Therefore, the purpose of this study is to (1) examine the relationships between skeletal muscle ultrasonography outcomes in the vastus intermedius (VI), vastus lateralis (VL), and rectus femoris (RF) with muscle fitness during knee extension in a habitually endurance-trained population and (2) determine the individual quadriceps muscle with the greatest association with maximal strength and local muscle endurance. The core features of muscle fitness are strength and endurance [35], which we investigate utilizing knee extension one repetition maximum (1RM) and repetitions performed until failure at 50% 1RM, respectively. We hypothesized that adipose tissue thickness corrected EI (cEI) [7, 20] will demonstrate the greatest associations with muscle fitness in our population. Specifically, cEI will demonstrate a negative relationship with strength and a positive relationship with local muscle endurance. We hypothesized that the RF will demonstrate the greatest association with muscle fitness compared to the other individual quadriceps muscles as it is involved in knee extension and hip flexion, movements commonly performed during endurance exercise.

2. Methods

2.1. Experimental Design

This study implements a cross-sectional design to identify associations between ultrasound-derived measurements of skeletal muscle morphology with local muscle endurance and maximal strength during dynamic knee extension in a population that habitually performs endurance exercise. Participants completed two visits to the Neuromuscular Physiology Laboratory in the Kinesiology Department at Texas Christian University, separated by 48 hours. The first visit consisted of ultrasound imaging and unilateral dynamic knee extension 1RM strength testing. The second visit consisted of participants completing a fatiguing resistance exercise protocol of four sets of knee extensions to failure with their dominant leg.

2.2. Participants

A total of 23 participants (female: n = 13; age: 21 ± 3 yrs; height: 169 ± 7 cm; mass: 61 ± 8 kg; male: n = 10; age: 26 ± 6 yrs; height: 177 ± 6 cm; and mass: 78 ± 11 kg) were enrolled with all participants completing the study in its entirety. To qualify for inclusion in the current study, participants must have reported performing habitual endurance exercise defined by ∼300 minutes per week of moderate to vigorous aerobic activity [35] over the last 12 months. No specific endurance activity was solely recruited, with participants reporting a wide range of modalities such as running, cycling, swimming, and triathlon as their training preference. The average reported endurance training experience for the females was 9.9 ± 4.8 years, with 7.6 ± 5.5 training hours per week, while the males reported an endurance training experience of 12.1 ± 7.7 years and 6.1 ± 4.0 training hours per week. Six of the 13 female participants indicated eumenorrhea, while the remaining 7 reported using hormonal contraceptives. All procedures were approved by the Institutional Review Board for Human Subjects at Texas Christian University (IRB# 2022-246).

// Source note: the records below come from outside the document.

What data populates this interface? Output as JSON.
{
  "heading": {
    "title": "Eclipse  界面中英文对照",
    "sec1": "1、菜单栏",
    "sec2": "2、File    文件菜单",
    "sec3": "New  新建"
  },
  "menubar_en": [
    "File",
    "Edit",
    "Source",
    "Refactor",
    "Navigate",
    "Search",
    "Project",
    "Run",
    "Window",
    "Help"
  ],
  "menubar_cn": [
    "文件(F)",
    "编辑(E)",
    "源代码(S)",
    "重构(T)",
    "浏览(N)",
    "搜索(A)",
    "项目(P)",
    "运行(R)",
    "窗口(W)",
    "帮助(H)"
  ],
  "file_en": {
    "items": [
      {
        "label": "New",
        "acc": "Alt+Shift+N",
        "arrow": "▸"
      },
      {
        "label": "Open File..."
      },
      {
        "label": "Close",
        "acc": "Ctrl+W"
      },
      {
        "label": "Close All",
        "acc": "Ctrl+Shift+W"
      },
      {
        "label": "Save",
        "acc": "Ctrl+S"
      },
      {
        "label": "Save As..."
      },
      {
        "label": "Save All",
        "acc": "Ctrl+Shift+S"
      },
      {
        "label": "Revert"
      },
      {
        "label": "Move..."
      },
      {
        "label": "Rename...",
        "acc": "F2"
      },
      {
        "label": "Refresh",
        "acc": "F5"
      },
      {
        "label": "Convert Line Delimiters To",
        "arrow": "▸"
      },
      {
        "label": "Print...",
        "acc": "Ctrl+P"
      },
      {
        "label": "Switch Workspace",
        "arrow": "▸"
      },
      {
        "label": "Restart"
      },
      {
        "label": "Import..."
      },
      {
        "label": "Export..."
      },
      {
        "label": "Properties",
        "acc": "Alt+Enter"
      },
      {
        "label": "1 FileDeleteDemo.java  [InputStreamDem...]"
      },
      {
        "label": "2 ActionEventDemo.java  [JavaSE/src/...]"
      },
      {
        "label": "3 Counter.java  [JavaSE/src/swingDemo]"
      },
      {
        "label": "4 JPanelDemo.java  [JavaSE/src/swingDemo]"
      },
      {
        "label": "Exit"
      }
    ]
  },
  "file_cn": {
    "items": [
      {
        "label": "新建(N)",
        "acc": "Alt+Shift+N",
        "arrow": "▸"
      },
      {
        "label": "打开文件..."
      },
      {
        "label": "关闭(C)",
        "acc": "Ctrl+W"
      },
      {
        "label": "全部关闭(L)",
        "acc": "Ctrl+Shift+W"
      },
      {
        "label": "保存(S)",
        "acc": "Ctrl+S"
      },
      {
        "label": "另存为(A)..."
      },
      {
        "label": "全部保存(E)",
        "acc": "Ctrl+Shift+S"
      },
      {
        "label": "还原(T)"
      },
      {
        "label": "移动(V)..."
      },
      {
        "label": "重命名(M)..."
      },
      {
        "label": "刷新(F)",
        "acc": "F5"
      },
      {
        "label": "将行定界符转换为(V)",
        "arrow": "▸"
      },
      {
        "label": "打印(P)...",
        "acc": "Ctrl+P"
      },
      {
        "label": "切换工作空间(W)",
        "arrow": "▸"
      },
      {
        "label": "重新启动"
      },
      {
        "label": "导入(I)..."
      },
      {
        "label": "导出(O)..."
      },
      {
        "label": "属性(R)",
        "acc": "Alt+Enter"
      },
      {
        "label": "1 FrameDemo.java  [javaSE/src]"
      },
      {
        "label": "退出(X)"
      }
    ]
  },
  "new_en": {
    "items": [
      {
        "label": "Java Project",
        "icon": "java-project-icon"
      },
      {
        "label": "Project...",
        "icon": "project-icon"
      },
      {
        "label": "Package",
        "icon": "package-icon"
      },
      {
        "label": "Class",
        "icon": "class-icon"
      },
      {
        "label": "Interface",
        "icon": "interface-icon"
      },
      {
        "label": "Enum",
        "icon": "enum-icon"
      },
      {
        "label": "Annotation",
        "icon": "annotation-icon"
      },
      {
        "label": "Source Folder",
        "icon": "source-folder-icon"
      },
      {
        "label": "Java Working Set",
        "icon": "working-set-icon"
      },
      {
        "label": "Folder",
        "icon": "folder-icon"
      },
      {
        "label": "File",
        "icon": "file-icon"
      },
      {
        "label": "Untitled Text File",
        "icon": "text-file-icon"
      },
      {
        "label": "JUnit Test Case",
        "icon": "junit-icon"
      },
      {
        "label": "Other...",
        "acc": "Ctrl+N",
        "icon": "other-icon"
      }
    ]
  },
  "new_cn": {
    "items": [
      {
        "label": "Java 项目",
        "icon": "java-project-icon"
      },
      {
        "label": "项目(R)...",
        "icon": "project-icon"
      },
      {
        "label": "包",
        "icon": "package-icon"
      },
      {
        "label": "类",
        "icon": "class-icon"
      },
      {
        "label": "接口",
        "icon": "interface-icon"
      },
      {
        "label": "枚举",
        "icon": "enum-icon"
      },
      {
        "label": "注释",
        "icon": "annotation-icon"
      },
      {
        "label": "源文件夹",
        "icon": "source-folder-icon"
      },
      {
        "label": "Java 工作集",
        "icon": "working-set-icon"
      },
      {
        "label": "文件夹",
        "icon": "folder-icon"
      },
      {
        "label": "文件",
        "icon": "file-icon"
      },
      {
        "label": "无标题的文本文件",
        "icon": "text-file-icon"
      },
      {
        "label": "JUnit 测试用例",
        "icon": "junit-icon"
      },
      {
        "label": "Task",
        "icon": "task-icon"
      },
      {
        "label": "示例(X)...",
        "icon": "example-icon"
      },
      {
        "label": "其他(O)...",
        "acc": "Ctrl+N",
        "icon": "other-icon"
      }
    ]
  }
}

3. Experimental Procedures

3.1. Instrumentation
3.1.1. Ultrasonography

Prior to strength testing, B-mode ultrasonography (GE LOGIQ E10; Software version: R9.1.2; GE Healthcare, Milwaukee, WI, USA) was used to examine muscle size and EI of the vastus lateralis (VL), vastus intermedius (VI), and rectus femoris (RF) of the participant’s dominant leg. The ultrasonography images were collected utilizing a wideband linear array probe (GE 9L-RS, 3.1–10 MHz, 44 mm field of view; GE Healthcare, Milwaukee, WI, USA). The settings for the ultrasound were held consistent (frequency: 12 Hz, gain: 55 dB, and dynamic range: 72) between each participant, with changes in the depth being made only to accommodate larger muscle size and prevent image overlay in highly curved regions [36, 37]. Image acquisition was performed with the participants lying supine on an imaging table with a strap placed around their ankles to minimize extraneous movements. The images for the quadriceps muscles were taken at the location of the greatest anatomical cross-sectional area, corresponding to 40% of the distance from the anterior superior iliac spine to the lateral border of the patella for the VL and at 40% and 30% of the distance from the anterior superior iliac spine to the proximal border of the patella for the VI and RF, respectively [38]. Figure 1 shows the locations for image acquisition in addition to representative images of each muscle and examples of the image analysis.

Prior to imaging, a generous amount of water-soluble ultrasonography transmission gel was applied to the skin to enhance imaging quality. In addition, the participants were laid supine for ∼5 minutes prior to image acquisition to account for fluid shift stabilization [39]. During image acquisition, a flexible high-density foam pad was placed parallel to the sagittal acquisition plane in which the probe could be properly orientated to ensure probe tilt was held consistent between measurement locations and participants. The pressure of the probe was maintained by a skilled sonographer with ∼1.5 years of experience who ensured that the probe head was in contact with ultrasonography gel but did not deform the underlying tissue. Images were taken solely in the sagittal plane as previous work from our laboratory demonstrates that sagittal plane imaging has the strongest relationship with measures of muscle fitness in the upper limb [7]. Images were taken at each location until three scans met acceptable imaging quality, with the highest quality image analyzed through ImageJ Software (version 1.53). Each image was exported following acquisition to a portable storage device and analyzed as a JPG image.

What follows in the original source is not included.